It’s common for people who’ve been in a car accident to miss an injury they’ve sustained. This happens because the body experiences a sudden shot of adrenaline during the accident, which interrupts the normal pain processing, often reducing your pain perception.

However, once that adrenaline wears off, you may start noticing the aches and pains from the sudden jolt you received. This isn’t just an annoyance but indicates that you’ve sustained an injury, many of which need treatment if you want a full recovery.

Many auto-related injuries focus occur in the neck, and with good reason. Your neck acts as a pedestal to hold your head up, which weighs on average about 11 lbs for most adults. The sudden change in momentum of that massive ball puts tremendous strain on your neck, including its muscles, tendons, nerves, and bones. Consider these five common neck injuries you may experience as a result of being involved in a car accident.

1. Whiplash

One of the most commonly known neck injuries is whiplash. This injury gets its name from the rapid backward and forward head movement that overextends the muscle, ligaments, and joints of the neck.

According to Rush University, an estimated 2 million people experience whiplash every year, including both automobile and other accidents. Symptoms of whiplash range from mild to severe, and commonly include neck pain or stiffness, headaches, shoulder or upper back tenderness, arm tingling or numbness, fatigue, dizziness, and blurred vision.

People react differently to whiplash, including how well they recover. Worse outcomes are often associated with older age, previous whiplash, existing back or neck pain, and a higher speed when the collision occurs. Additionally, how quickly you seek treatment often affects the rate and degree of recovery you’ll experience.

2. Cervical Spondylolisthesis

This is a fancy term to describe a vertebra that has slipped out of place, specifically in the upper part of the spine that runs through your neck. Typically, spondylolisthesis is a degenerative condition caused by changes in the facet joints, which keep the spine in place while allowing it to move, not usually initiated by a car accident.

However, if you already have some degree of spondylolisthesis, it’s very possible that the jarring from a car accident could aggravate the condition. In fact, it’s not uncommon for people who didn’t know they had the beginning stages of the condition to now experience intense symptoms.

Those symptoms can actually mimic those of whiplash, including pain that radiates down the arms, neck stiffness, loss of mobility, numbness and tingling down the arms, and muscle spasms in the neck. The best way to know what you’re dealing with is to have a professional evaluation that includes imaging like an X-ray of the neck.

3. Herniated Disc

Herniated discs are similar to spondylolisthesis in how it presents. The difference here is that it’s the disc that has slipped out of place rather than the vertebra.

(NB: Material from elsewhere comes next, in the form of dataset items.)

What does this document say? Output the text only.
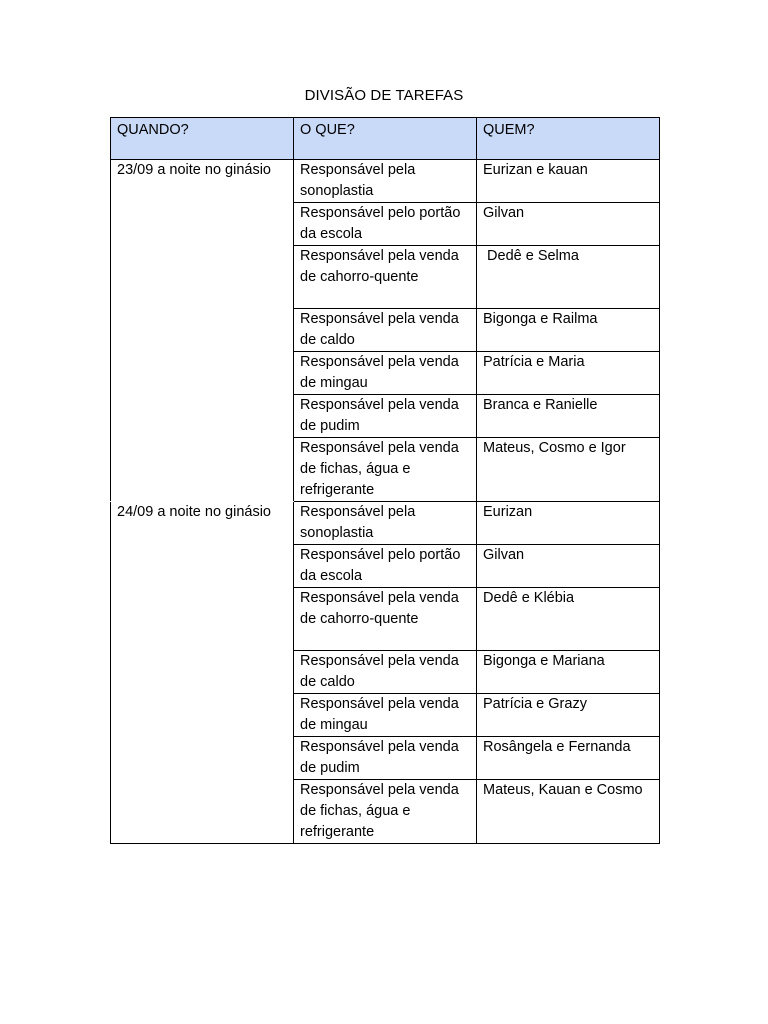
DIVISÃO DE TAREFAS
QUANDO?	O QUE?	QUEM?
23/09 a noite no ginásio	Responsável pela sonoplastia	Eurizan e kauan
	Responsável pelo portão da escola	Gilvan
	Responsável pela venda de cahorro-quente	Dedê e Selma
	Responsável pela venda de caldo	Bigonga e Railma
	Responsável pela venda de mingau	Patrícia e Maria
	Responsável pela venda de pudim	Branca e Ranielle
	Responsável pela venda de fichas, água e refrigerante	Mateus, Cosmo e Igor
24/09 a noite no ginásio	Responsável pela sonoplastia	Eurizan
	Responsável pelo portão da escola	Gilvan
	Responsável pela venda de cahorro-quente	Dedê e Klébia
	Responsável pela venda de caldo	Bigonga e Mariana
	Responsável pela venda de mingau	Patrícia e Grazy
	Responsável pela venda de pudim	Rosângela e Fernanda
	Responsável pela venda de fichas, água e refrigerante	Mateus, Kauan e Cosmo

Unlike spondylolisthesis, car accidents can and do cause discs to slip out of place, especially in the cervical region. When they slip out of place, they can easily press against the sciatic nerve, which is actually a bundle of nerves that run up and down the spine. When this happens, it can cause referred pain throughout the body, sometimes making it difficult to identify and treat.

While herniated discs can happen from just about any car accident, they are especially common from side-impact collisions. Oftentimes, your doctor can diagnose a herniated disc through a physical exam and taking your medical history. However, in some cases, they may want to run imaging studies like an MRI, CT scan, or possible nerve tests like an EMG to determine the extent of the damage.

4. Neck Sprain

On a less severe scale, but not necessarily less painful, are neck sprains and strains. A sprain is a tear in the ligaments, which is the tissue that connects muscle to bone. These require time to heal and caution to avoid further injuring the area.

A strain, on the other hand, damages the facet joint, tendons, or injures muscles. Symptoms for both strains and sprains include pain in the back of the neck and shoulders, difficulty turning your head, headaches that are worse in the back of the head, and tingling or numbness in the arms or hands. It’s difficult for the common person to tell the difference between a sprain and strain, so have a doctor evaluate your injury for a proper diagnosis.

5. Pinched Nerve

You have probably heard someone say they thought they had a pinched nerve. What this refers to is something in the body being out of place, and pressing on surrounding nerves. In some cases, you may feel the pain at the site of the pinch.

However, other pinches may result in referred pain, such as in the arm, hand, leg, or feet. Referred pain is common when the pinch happens to the sciatic nerve. A trained and experienced chiropractor can often evaluate a pain and tell you if it’s a pinch causing the sensation.

Car accidents are notorious for causing discs, bones, and ligaments to become pushed out of place. This often causes the problematic pinched nerve, which can be easily treated when dealt with right away.

How Chiropractic Care Helps These Injuries

Chiropractic care can help resolve many of these issues, especially when you catch them early. The spinal manipulation puts things back into their proper place so that the body can heal back into homeostasis, or its normal state of being. Manipulations also cause the body to release pain-killing hormones to help relieve the discomfort from your injuries. Finally, it also helps reduce inflammation, which can be a barrier to your body’s healing.